Africa Brief: Nedbank enters Mozambique market, Nigeria-SA relationship and more

Nedbank purchase signals Mozambique entry

Nedbank Group, which announ­ced on Friday it was entering the Mozambican market, remains on target for a solid financial perfor­mance this year.  Nedbank, Old Mutual Group’s bank subsidiary, is entering Mozam­bique by acquiring an initial 36.4% stake in Banco Unico for $24.4m. Nedbank plans to take a majority stake later.  South African banks are targeting expansion opportunities elsewhere on the continent in line with strategies to tap faster-growing developing countries.

The Ecobank-Nedbank alliance formed in 2008 has a banking network in Africa of more than 1,500 branches in 35 countries. Banco Uni­co manages 14 branches and 259 employees spread across Maputo, Matola, Beira, Tete and Nampula.

Expansion into the rest of Africa is one of Nedbank’s four key strategic focus areas. The combination of Nedbank and Gevisar as equal shareholders, working with the management team, offers a com­pelling  proposition in the Mozam­bican market,” said Smit Crouse, managing executive: Rest of Africa Investments, for Nedbank.

Banco Unico planned to grow through branch expansion, which would entail doubling the number of branches to more than 30 in the next few years. Nedbank said it had produced a solid financial performance in the first quarter of this year.

For the full story, read Nedbank purchase signals Mozambique entry, by Edward West, published by Business Day on 06/05/13

Nigerian state visit is a chance to tackle problems with SA

The arrival of Nigeria‘s pres­ident in SA today for the first Nigerian state visit since 2009 is an important sym­bolic development in the relationship between two of Africa’s most impor­tant countries. The intention behind this visit, and that of our president to Abuja recently, is clear. The states need to leverage their collective strength for the good of the continent and themselves, and tackle the issues that divide them.

The relationship is complicated. It is often described as being simulta­neously co-operative and competitive. Unspoken rivalry about continental leadership bedevils relations. SA’s role of being Africa’s voice in international blocs has served only to rile Nigeria and SA’s attempt to leverage its Brics (Brazil, Russia, India, China, and SA) membership to gain favour in Africa has not impressed the Nigerians. Commentators are quick to seize on issues that raise areas of compet­itiveness.

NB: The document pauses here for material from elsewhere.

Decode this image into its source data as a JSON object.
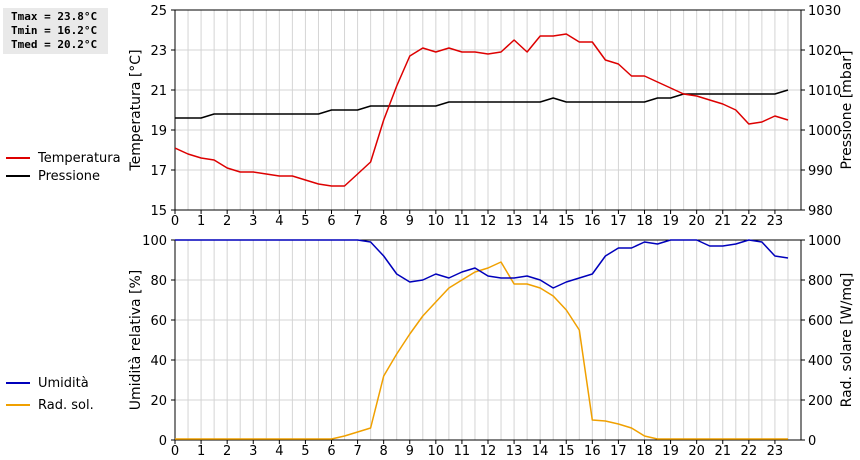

The commercial interest in Nigeria by SA’s companies has grown over the past few years as wary executives have accepted that no African strategy is complete if it excludes Africa’s biggest market. Strong political ties are important for the success of SA’s business in Nigeria. Most companies do not rely on the government to expand their business interests into other countries, but issues at an official level can affect the kind of welcome they can expect. So it is good for business that the lead­ers of the two countries are increasing official contact.

The perception that SA does not allow Nigerian busi­nesses to invest here is incorrect but it persists, fuelled by uninformed debate. This week’s state visit is, symbol­ically, an important event that is set­ting the tone for a new era in SA-Nigeria relations. It is important that our leaders are talking and that they are seen to be doing so.

For the full story, read Nigerian state visit is a chance to tackle problems with SA by Dianna Games, published by Business Day on 06/05/13

Where the talk is all about Africa

More than 1000 people from businesses, governments and special interest groups in 80 countries will descend on Cape Town this week for the 23rd World Economic Forum (WEF) on Africa. The theme of this year’s talks will be phrased “Delivering on Africa’s Promise”.

They will obviously try to look at the positive growth story that we have had over the past few years,” said Giulia Pellegrini, economist and strategist for sub-Saharan Africa at JP  Morgan.

Despite the turbulence of the financial crisis, Africa’s growth was robust at around 5% so they will try and look at the positive growth story to see how to harness that to effectively spread the wealth to make it more inclusive.”

Peter Attard Montalto, emerging markets economist at Nomura, said the real issue will most likely be how to help Africa power ahead when the global economy is going to be providing minimal support in the coining few years.  Although the event is punted as a forum about the whole continent, it is often dominated by a South African agenda. Only 14 African heads of state are expected to attend and in total 35 African countries will be represented.